On the opposite polarity sit our visionaries, perpetually restless, constantly restructuring and reinventing, never quite able to sit with the discomfort and tension that’s often paired with growth. Both are avoidance strategies, just opposite ends of the same fear.
The breakthrough comes when a client discovers that sitting in tension and discomfort is not the obstacle, it is the doorway. On the other side of that discomfort lives clarity, courage, and the freedom of finally closing the circles that have quietly been draining their energy and potential and walking through doors that lead to their highest self.
What results have you seen from clients who fully embrace the tools and techniques you teach, and how does this impact their long-term growth?
I love what Brené Brown says about vulnerability, it is the birthplace of innovation, creativity, and change. And while most organisations are still obsessed with KPIs, ROIs, and measurable outcomes, metrics that often fall short of capturing what in the human capacity creates the most powerful shifts.
The results of this work are not always visible in performance reviews or quarterly reports. They show up in how someone handles a crisis, stays present in conflict, and leads with grace through volatility and uncertainty. Deeper resilience. Greater emotional capacity for problem-solving. The ability to sit longer with complexity and still make sound decisions. These are not soft skills, they are the most sophisticated human capacities we possess. They are what make us outperform our AI counterparts.
Those individuals and organisations who learn to sit in vulnerability with curiosity rather than shame become change agents and pioneers in their fields, with the courage to evolve and reinvent themselves when seasons of disruption arrive rather than stagnate and get stuck.
The ripple effect? It almost always shows up in personal relationships first. The ancient Hermetic principle, "as within, so without", has stood the test of time for good reason. When the inner world shifts, the outer world follows. It was true thousands of years ago. And every client and organisation that has done this work proves it still is.
Why is diversity the most underutilised strategic asset in modern organisations and what does it take to decode and develop the human capacity to lead within it?
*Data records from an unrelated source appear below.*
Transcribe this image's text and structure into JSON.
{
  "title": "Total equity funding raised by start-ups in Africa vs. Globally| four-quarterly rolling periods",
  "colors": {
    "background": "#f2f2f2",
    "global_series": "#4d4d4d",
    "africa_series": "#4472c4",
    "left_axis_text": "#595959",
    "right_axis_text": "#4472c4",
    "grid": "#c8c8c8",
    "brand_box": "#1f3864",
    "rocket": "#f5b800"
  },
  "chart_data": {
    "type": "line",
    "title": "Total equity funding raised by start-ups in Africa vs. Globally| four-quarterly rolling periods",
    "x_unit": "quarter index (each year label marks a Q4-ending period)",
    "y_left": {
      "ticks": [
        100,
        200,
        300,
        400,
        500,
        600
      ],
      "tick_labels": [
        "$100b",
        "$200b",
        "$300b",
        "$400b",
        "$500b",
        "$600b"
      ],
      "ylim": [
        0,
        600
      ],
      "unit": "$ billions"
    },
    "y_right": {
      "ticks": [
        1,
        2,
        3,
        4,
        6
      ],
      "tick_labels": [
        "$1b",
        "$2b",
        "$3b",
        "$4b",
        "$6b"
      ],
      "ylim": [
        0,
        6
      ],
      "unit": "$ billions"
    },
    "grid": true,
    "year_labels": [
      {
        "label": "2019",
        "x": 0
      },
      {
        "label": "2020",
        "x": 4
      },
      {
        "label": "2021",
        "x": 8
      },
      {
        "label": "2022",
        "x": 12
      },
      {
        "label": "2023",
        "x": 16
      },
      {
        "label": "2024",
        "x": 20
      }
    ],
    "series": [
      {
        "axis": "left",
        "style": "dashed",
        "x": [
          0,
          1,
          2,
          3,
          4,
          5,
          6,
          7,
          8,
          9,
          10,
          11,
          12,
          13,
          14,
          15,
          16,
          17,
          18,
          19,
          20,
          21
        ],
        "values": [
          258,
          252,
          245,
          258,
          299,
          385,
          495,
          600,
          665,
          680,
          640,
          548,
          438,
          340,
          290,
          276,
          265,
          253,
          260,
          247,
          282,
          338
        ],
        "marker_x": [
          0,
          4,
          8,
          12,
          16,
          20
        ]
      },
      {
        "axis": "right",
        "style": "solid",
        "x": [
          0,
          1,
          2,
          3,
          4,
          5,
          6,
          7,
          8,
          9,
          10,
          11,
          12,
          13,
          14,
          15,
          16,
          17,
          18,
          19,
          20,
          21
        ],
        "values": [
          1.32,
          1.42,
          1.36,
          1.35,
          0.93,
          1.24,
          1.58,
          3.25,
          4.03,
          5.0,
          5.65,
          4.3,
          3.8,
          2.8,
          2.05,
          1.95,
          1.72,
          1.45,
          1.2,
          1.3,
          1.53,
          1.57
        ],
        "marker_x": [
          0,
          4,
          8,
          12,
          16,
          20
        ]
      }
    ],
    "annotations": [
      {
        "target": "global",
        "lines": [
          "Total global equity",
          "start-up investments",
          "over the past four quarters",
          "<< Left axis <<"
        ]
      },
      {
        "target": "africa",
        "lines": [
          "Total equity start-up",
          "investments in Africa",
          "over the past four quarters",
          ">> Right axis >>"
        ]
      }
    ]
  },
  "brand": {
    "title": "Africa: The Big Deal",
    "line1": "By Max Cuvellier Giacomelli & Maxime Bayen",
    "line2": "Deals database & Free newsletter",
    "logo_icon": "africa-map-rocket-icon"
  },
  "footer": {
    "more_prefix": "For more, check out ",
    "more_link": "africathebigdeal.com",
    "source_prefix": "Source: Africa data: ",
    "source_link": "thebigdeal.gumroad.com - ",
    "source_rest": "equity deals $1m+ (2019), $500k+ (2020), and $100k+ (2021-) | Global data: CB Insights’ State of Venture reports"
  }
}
Research shows that diverse teams make better decisions 87% of the time. Cognitive diversity forces deeper thinking, a broader perspective, and more careful processing of information. Diverse teams solve problems better. They innovate more boldly. And they produce a quality of creativity that no algorithm can replicate, because it emerges not from data, but from creating meaning together.
So why is it so underutilised? Because diversity without the human capacity to navigate it is not an asset, it is a liability. The threat of conflict, communication breakdown, and the discomfort of genuine difference sends most organisations retreating to the safety of consensus. And in retreating to consensus, organisations are paying a price they cannot afford, sacrificing the innovation, creativity, and elevated sense-making that only emerges when diverse perspectives are genuinely welcomed and skillfully navigated.
Most organisations treat diversity as a strategy. The ones who get it right treat it as a value. And there is a world of difference between the two, because values drive behaviour, and behaviour drives culture.
This is precisely what the diagnostic work develops. When individuals decode their own behavioural patterns, own their contribution to team dynamics, and develop the self-awareness and emotional capacity to navigate difference, diversity stops being a challenge to manage and becomes the most powerful strategic advantage in the room.
The future of human performance that is both measured and felt will be anchored in its authenticity. And the organisations bold enough to invest in developing that authenticity, will be the ones who lead it.